8 thoughts on “In Trying To Show SCOTUS Was Wrong, NYT Proves SCOTUS Is Right

  1. Irrespective of intent what specific cultural norm do they speak of that is subtle racism? Which candidates have been shut out of the electoral process because of these perceived cultural norm? If you cannot define the cultural norm it may not exist and if it does exist then it should be brought to light so a solution can be developed.

    It seems to me that the need to create Black majority districts suggests that Black elected officials will only represent the interests of Black voters. So why should any other race vote for them? If skin color, race or ethnicity determines which group’s interests are represented then it would be necessary to create districts for Asians, Middle Easterners, Native Americans and so forth. CVB ran the numbers in another post and the number of representatives would be unwieldy. Moreover, if we are to force identity groups into specific districts wouldn’t we have to relocate all those discrete populations into a specific geographical area proportionate to their relative numbers in the population? But that would lead us back to Plessey territory. So obviously this would be ridiculous but creating a Black majority district would require compensating adjustments for all other races to provide equitable treatment under the law.

    I will ask this again. Why do groups spend millions of dollars on litigation to protect voter rights when those dollars could be spent on ensuring actual ability to access the voting booth. Specifically, how many of these so-called disenfranchised citizens exist? Why do we never see an actual person and why do their advocates try so hard to keep them at a disadvantage economically rather than use the litigation resources to help these phantom victims get the documentation they need or help getting them to the polling place. Instead of protesting drive someone to the polling place.

  2. The Left still maintains that racial discrimination by whites against blacks (that’s bad discrimination, while discrimination against white Americans is good discrimination) is a perpetual cultural norm, and claims this for two reasons

    What are their arguments that discrimination against White Americans is good discrimination?

    • If we call the natural biases all groups have toward (or against) “others,” then plenty.

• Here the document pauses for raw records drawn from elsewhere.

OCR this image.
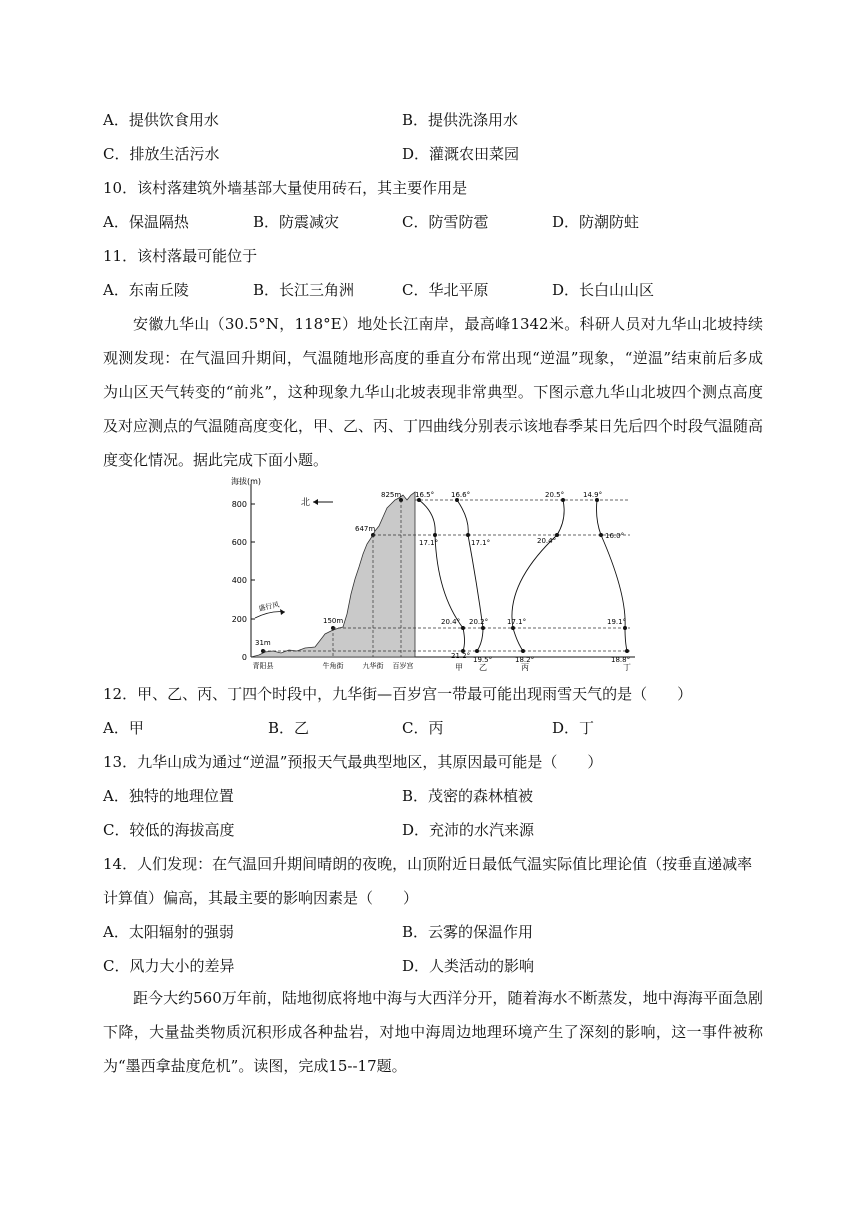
A．提供饮食用水	B．提供洗涤用水
C．排放生活污水	D．灌溉农田菜园
10．该村落建筑外墙基部大量使用砖石，其主要作用是
A．保温隔热	B．防震减灾	C．防雪防雹	D．防潮防蛀
11．该村落最可能位于
A．东南丘陵	B．长江三角洲	C．华北平原	D．长白山山区
安徽九华山（30.5°N，118°E）地处长江南岸，最高峰1342米。科研人员对九华山北坡持续观测发现：在气温回升期间，气温随地形高度的垂直分布常出现“逆温”现象，“逆温”结束前后多成为山区天气转变的“前兆”，这种现象九华山北坡表现非常典型。下图示意九华山北坡四个测点高度及对应测点的气温随高度变化，甲、乙、丙、丁四曲线分别表示该地春季某日先后四个时段气温随高度变化情况。据此完成下面小题。
海拔(m)
0
200
400
600
800	北
盛行风
31m
150m
647m
825m
青阳县	牛角街	九华街 百岁宫
16.5°
17.1°
20.4°
21.2°
16.6°
17.1°
20.2°
19.5°
20.5°
20.4°
17.1°
18.2°
14.9°
16.0°
19.1°
18.8°
甲 乙	丙	丁
12．甲、乙、丙、丁四个时段中，九华街—百岁宫一带最可能出现雨雪天气的是（　　）
A．甲	B．乙	C．丙	D．丁
13．九华山成为通过“逆温”预报天气最典型地区，其原因最可能是（　　）
A．独特的地理位置	B．茂密的森林植被
C．较低的海拔高度	D．充沛的水汽来源
14．人们发现：在气温回升期间晴朗的夜晚，山顶附近日最低气温实际值比理论值（按垂直递减率
计算值）偏高，其最主要的影响因素是（　　）
A．太阳辐射的强弱	B．云雾的保温作用
C．风力大小的差异	D．人类活动的影响
距今大约560万年前，陆地彻底将地中海与大西洋分开，随着海水不断蒸发，地中海海平面急剧下降，大量盐类物质沉积形成各种盐岩，对地中海周边地理环境产生了深刻的影响，这一事件被称为“墨西拿盐度危机”。读图，完成15--17题。
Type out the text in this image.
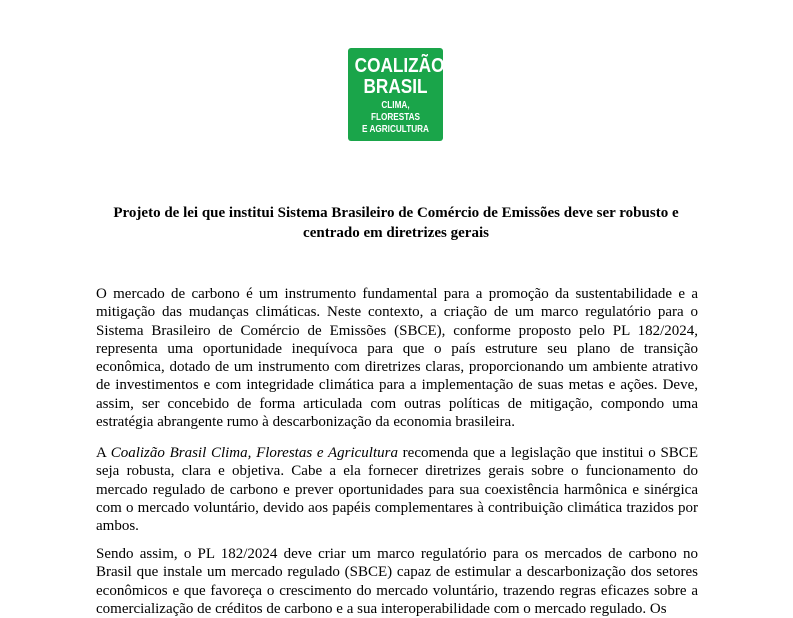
COALIZÃO
BRASIL
CLIMA, FLORESTAS
E AGRICULTURA
Projeto de lei que institui Sistema Brasileiro de Comércio de Emissões deve ser robusto e centrado em diretrizes gerais

O mercado de carbono é um instrumento fundamental para a promoção da sustentabilidade e a mitigação das mudanças climáticas. Neste contexto, a criação de um marco regulatório para o Sistema Brasileiro de Comércio de Emissões (SBCE), conforme proposto pelo PL 182/2024, representa uma oportunidade inequívoca para que o país estruture seu plano de transição econômica, dotado de um instrumento com diretrizes claras, proporcionando um ambiente atrativo de investimentos e com integridade climática para a implementação de suas metas e ações. Deve, assim, ser concebido de forma articulada com outras políticas de mitigação, compondo uma estratégia abrangente rumo à descarbonização da economia brasileira.

A Coalizão Brasil Clima, Florestas e Agricultura recomenda que a legislação que institui o SBCE seja robusta, clara e objetiva. Cabe a ela fornecer diretrizes gerais sobre o funcionamento do mercado regulado de carbono e prever oportunidades para sua coexistência harmônica e sinérgica com o mercado voluntário, devido aos papéis complementares à contribuição climática trazidos por ambos.

Sendo assim, o PL 182/2024 deve criar um marco regulatório para os mercados de carbono no Brasil que instale um mercado regulado (SBCE) capaz de estimular a descarbonização dos setores econômicos e que favoreça o crescimento do mercado voluntário, trazendo regras eficazes sobre a comercialização de créditos de carbono e a sua interoperabilidade com o mercado regulado. Os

But that kind of bias is hard-wired, and only addressed by awareness and ethics. And if you call considered realization regarding certain groups based on persistent group conduct “racism,” that’s another measurement. I learned, as a manager, that if I hired a black staff member and had to fire him or her for cause, I and my organization would be sued for presumed discrimination. I could avoid this risk by hiring only white and Asians. I didn’t. I also got sued.

  3. The disturbing part, from what I can find, is that the courts read a ‘mandate’ in a law that wasn’t there and followed it for 60 years. Our Congressional districts have been racially gerrymandered by this judicial ‘law’ for decades. This is much like the different standards of evidence for filing a racial discrimination lawsuit based on your race. Yes, the courts required a racially discriminatory standard to file a suit for racial discrimination.